Love Sea Turtles? Here’s How To Help Them

Sea Turtle
Photo by InstCaner on Canva

Estimated reading time: 2½ minutes

Sea turtles have survived for more than 100 million years and today live in almost every ocean basin in the world. There are seven different species – Green, Loggerhead, Hawksbill, Leatherback, Kemp’s Ridley, Olive Ridley and Flatback – but six are either endangered or critically endangered.

Turtles are migratory, travelling between foraging and nesting grounds, and to warmer waters in colder seasons. They can travel thousands of miles and even cross entire oceans. Loggerheads may travel from Japan to Mexico, for example, while Leatherbacks may travel from Indonesia to California and then up to Alaska.

In the last 200 years, turtles have been heavily targeted by people for their eggs, meat, skin and shells, but it is the commercial fishing industry that is driving these incredible creatures right to the brink of extinction. And all because we eat fish.

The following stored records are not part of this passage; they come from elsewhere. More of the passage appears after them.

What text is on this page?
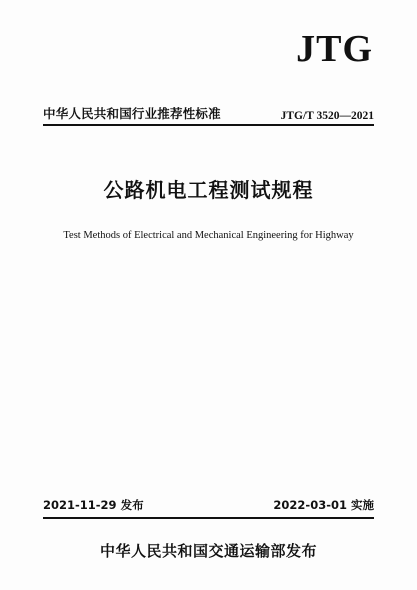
JTG
中华人民共和国行业推荐性标准	JTG/T 3520—2021
公路机电工程测试规程
Test Methods of Electrical and Mechanical Engineering for Highway
2021-11-29 发布	2022-03-01 实施
中华人民共和国交通运输部发布
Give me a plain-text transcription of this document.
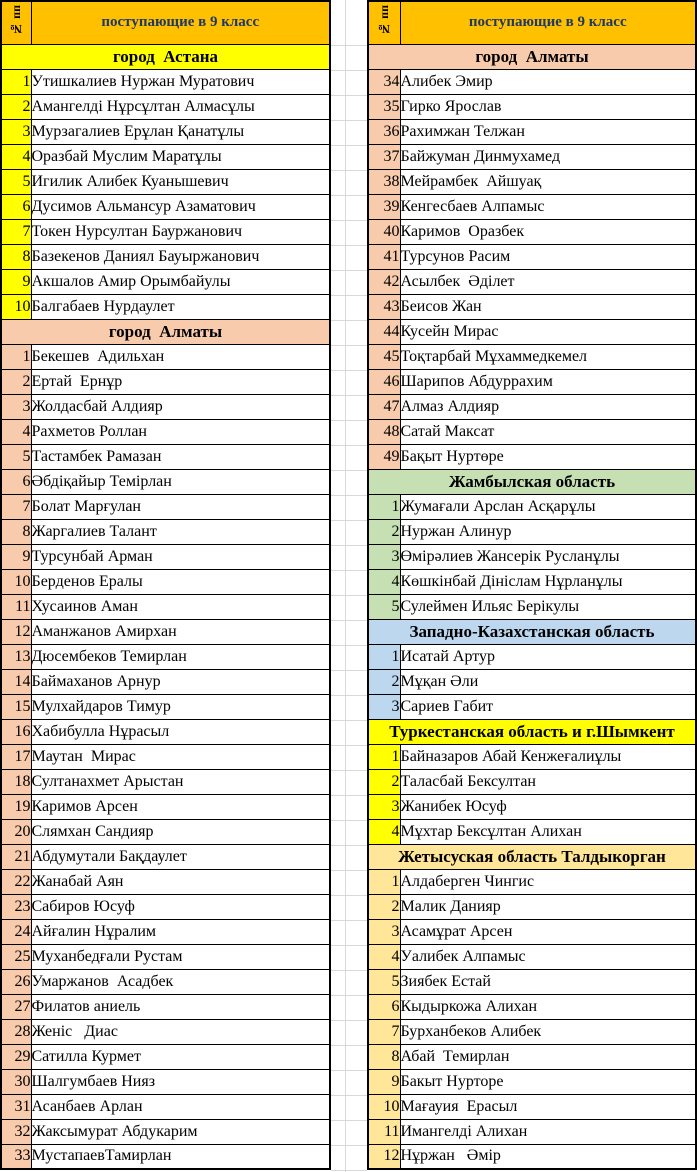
№ пп	поступающие в 9 класс
город  Астана	
1	Утишкалиев Нуржан Муратович
2	Амангелді Нұрсұлтан Алмасұлы
3	Мурзагалиев Ерұлан Қанатұлы
4	Оразбай Муслим Маратұлы
5	Игилик Алибек Куанышевич
6	Дусимов Альмансур Азаматович
7	Токен Нурсултан Бауржанович
8	Базекенов Даниял Бауыржанович
9	Акшалов Амир Орымбайулы
10	Балгабаев Нурдаулет
город  Алматы	
1	Бекешев  Адильхан
2	Ертай  Ернұр
3	Жолдасбай Алдияр
4	Рахметов Роллан
5	Тастамбек Рамазан
6	Әбдіқайыр Темірлан
7	Болат Марғулан
8	Жаргалиев Талант
9	Турсунбай Арман
10	Берденов Ералы
11	Хусаинов Аман
12	Аманжанов Амирхан
13	Дюсембеков Темирлан
14	Баймаханов Арнур
15	Мулхайдаров Тимур
16	Хабибулла Нұрасыл
17	Маутан  Мирас
18	Султанахмет Арыстан
19	Каримов Арсен
20	Слямхан Сандияр
21	Абдумутали Бақдаулет
22	Жанабай Аян
23	Сабиров Юсуф
24	Айғалин Нұралим
25	Муханбедғали Рустам
26	Умаржанов  Асадбек
27	Филатов аниель
28	Женіс   Диас
29	Сатилла Курмет
30	Шалгумбаев Нияз
31	Асанбаев Арлан
32	Жаксымурат Абдукарим
33	МустапаевТамирлан
№ пп	поступающие в 9 класс
город  Алматы	
34	Алибек Эмир
35	Гирко Ярослав
36	Рахимжан Телжан
37	Байжуман Динмухамед
38	Мейрамбек  Айшуақ
39	Кенгесбаев Алпамыс
40	Каримов  Оразбек
41	Турсунов Расим
42	Асылбек  Әділет
43	Беисов Жан
44	Кусейн Мирас
45	Тоқтарбай Мұхаммедкемел
46	Шарипов Абдуррахим
47	Алмаз Алдияр
48	Сатай Максат
49	Бақыт Нуртөре
Жамбылская область	
1	Жумағали Арслан Асқарұлы
2	Нуржан Алинур
3	Өмірәлиев Жансерік Русланұлы
4	Көшкінбай Дініслам Нұрланұлы
5	Сулеймен Ильяс Берікулы
Западно-Казахстанская область	
1	Исатай Артур
2	Мұқан Әли
3	Сариев Габит
Туркестанская область и г.Шымкент	
1	Байназаров Абай Кенжеғалиұлы
2	Таласбай Бексултан
3	Жанибек Юсуф
4	Мұхтар Бексұлтан Алихан
Жетысуская область Талдыкорган	
1	Алдаберген Чингис
2	Малик Данияр
3	Асамұрат Арсен
4	Уалибек Алпамыс
5	Зиябек Естай
6	Кыдыркожа Алихан
7	Бурханбеков Алибек
8	Абай  Темирлан
9	Бакыт Нурторе
10	Мағауия  Ерасыл
11	Имангелді Алихан
12	Нұржан   Әмір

The Fishing Industry Kills Turtles

The World Wildlife Fund states that “the single biggest threat to most sea turtles is fishing gear”. This is because nets are indiscriminate. They don’t just capture the species targeted, they catch and can kill any animal who is unlucky enough to get caught in their path. Hundreds of thousands of turtles are caught and killed this way every year.

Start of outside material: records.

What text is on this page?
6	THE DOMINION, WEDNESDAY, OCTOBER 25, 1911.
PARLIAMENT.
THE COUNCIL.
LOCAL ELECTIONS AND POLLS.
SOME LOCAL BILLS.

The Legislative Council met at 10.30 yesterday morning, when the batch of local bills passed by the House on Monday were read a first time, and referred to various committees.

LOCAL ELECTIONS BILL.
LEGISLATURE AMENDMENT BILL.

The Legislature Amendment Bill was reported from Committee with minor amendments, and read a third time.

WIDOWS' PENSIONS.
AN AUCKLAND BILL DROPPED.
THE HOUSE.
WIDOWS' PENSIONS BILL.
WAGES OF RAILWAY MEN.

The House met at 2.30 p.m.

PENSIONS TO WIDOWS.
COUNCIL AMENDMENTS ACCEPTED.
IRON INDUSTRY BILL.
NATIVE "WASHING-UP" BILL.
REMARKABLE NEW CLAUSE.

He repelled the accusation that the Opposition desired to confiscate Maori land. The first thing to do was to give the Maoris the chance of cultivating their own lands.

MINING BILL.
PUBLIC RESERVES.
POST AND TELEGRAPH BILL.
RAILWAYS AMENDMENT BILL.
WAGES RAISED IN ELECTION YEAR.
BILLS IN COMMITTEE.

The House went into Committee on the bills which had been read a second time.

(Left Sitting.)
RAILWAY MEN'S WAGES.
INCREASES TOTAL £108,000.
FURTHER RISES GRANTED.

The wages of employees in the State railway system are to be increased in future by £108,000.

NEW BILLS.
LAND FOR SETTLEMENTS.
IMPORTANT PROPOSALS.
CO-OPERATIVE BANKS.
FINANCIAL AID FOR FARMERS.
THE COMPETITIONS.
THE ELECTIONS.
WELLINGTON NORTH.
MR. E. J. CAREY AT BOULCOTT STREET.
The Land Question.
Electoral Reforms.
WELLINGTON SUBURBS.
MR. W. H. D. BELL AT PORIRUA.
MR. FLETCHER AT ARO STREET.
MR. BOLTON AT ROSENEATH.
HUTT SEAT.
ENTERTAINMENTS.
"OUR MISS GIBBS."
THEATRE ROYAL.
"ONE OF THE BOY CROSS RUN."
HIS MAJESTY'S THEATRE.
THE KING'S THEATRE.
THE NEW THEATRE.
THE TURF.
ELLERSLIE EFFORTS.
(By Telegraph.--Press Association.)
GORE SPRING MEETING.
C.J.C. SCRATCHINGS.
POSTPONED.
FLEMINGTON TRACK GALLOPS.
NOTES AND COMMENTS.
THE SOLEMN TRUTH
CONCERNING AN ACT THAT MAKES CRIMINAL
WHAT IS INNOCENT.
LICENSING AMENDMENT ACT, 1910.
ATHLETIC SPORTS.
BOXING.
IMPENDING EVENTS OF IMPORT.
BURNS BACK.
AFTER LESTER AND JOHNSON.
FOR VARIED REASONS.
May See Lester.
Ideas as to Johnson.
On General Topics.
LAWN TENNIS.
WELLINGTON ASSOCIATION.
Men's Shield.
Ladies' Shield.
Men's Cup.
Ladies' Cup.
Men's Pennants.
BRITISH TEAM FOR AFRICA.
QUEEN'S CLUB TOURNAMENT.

And it’s not just turtles. An estimated 50 million sharks and rays, 300,000 small whales and dolphins, and 300,000 sea birds, including the iconic albatross, are also killed as “bycatch”. The industry calls by-catch “accidental” but it’s no accident; it is inevitable. If you’re dragging vast nets through waters where turtles, whales, and diving seabirds live, they do not stand a chance.

While conservationists and governments discuss the problem of bycatch, the carnage continues. There is only one way to end it: we need to stop supporting the commercial fishing industry, and that means we need to stop buying fish.

Sea Turtle Farming

It’s not just sea turtles in the oceans who are in trouble. There is one appalling sea turtle farm in the Cayman Islands where visitors swim with endangered green sea turtles and pick them up to be photographed with them. These visitors are kept in ignorance. They do not know how stressful this is for the turtles, nor that these are solitary animals who need the wide open oceans but instead are crammed together in shallow concrete tanks. And there is another secret that is kept from them: this is not just a visitor attraction. This is a working farm, where thousands of these endangered animals are bred to be slaughtered for their meat every year.

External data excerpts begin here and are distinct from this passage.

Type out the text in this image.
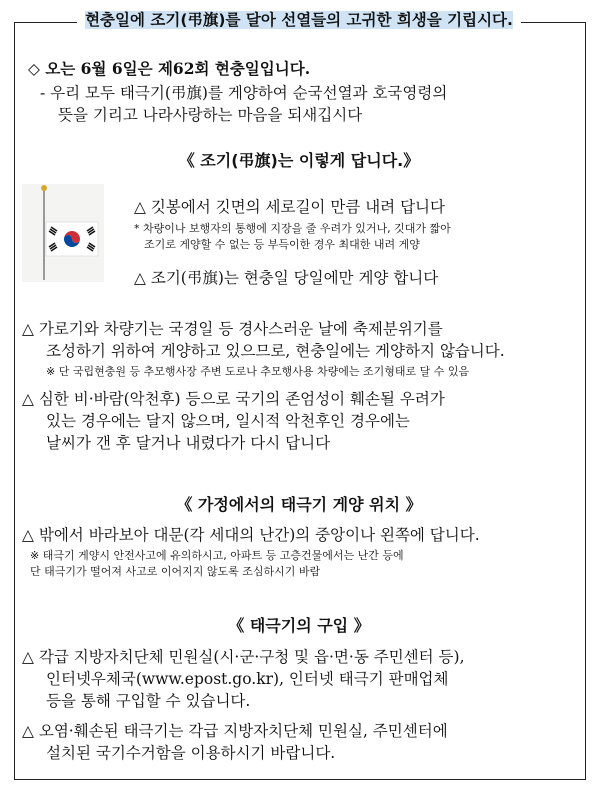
현충일에 조기(弔旗)를 달아 선열들의 고귀한 희생을 기립시다.
◇ 오는 6월 6일은 제62회 현충일입니다.
- 우리 모두 태극기(弔旗)를 게양하여 순국선열과 호국영령의
뜻을 기리고 나라사랑하는 마음을 되새깁시다
《 조기(弔旗)는 이렇게 답니다.》
△ 깃봉에서 깃면의 세로길이 만큼 내려 답니다
* 차량이나 보행자의 통행에 지장을 줄 우려가 있거나, 깃대가 짧아
조기로 게양할 수 없는 등 부득이한 경우 최대한 내려 게양
△ 조기(弔旗)는 현충일 당일에만 게양 합니다
△ 가로기와 차량기는 국경일 등 경사스러운 날에 축제분위기를
조성하기 위하여 게양하고 있으므로, 현충일에는 게양하지 않습니다.
※ 단 국립현충원 등 추모행사장 주변 도로나 추모행사용 차량에는 조기형태로 달 수 있음
△ 심한 비·바람(악천후) 등으로 국기의 존엄성이 훼손될 우려가
있는 경우에는 달지 않으며, 일시적 악천후인 경우에는
날씨가 갠 후 달거나 내렸다가 다시 답니다
《 가정에서의 태극기 게양 위치 》
△ 밖에서 바라보아 대문(각 세대의 난간)의 중앙이나 왼쪽에 답니다.
※ 태극기 게양시 안전사고에 유의하시고, 아파트 등 고층건물에서는 난간 등에
단 태극기가 떨어져 사고로 이어지지 않도록 조심하시기 바람
《 태극기의 구입 》
△ 각급 지방자치단체 민원실(시·군·구청 및 읍·면·동 주민센터 등),
인터넷우체국(www.epost.go.kr), 인터넷 태극기 판매업체
등을 통해 구입할 수 있습니다.
△ 오염·훼손된 태극기는 각급 지방자치단체 민원실, 주민센터에
설치된 국기수거함을 이용하시기 바랍니다.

Conditions at this farm are every bit as bad as any other factory farm. When World Animal Protection investigated, it found evidence of biting sickness, stress, inbreeding and cannibalization. Some animals were even born without eyes.

You Know What We Have To Do!

Most of us are unlikely to visit the turtle farm in the Cayman Islands (although we can avoid visiting any captive animal who is not in a reputable and caring sanctuary). But the very best way to protect sea turtles – indeed the only way – is to stop eating fish. And when we do that, we are protecting the oceans, biodiversity, sea turtles, and all other marine species, including, of course, the fish themselves.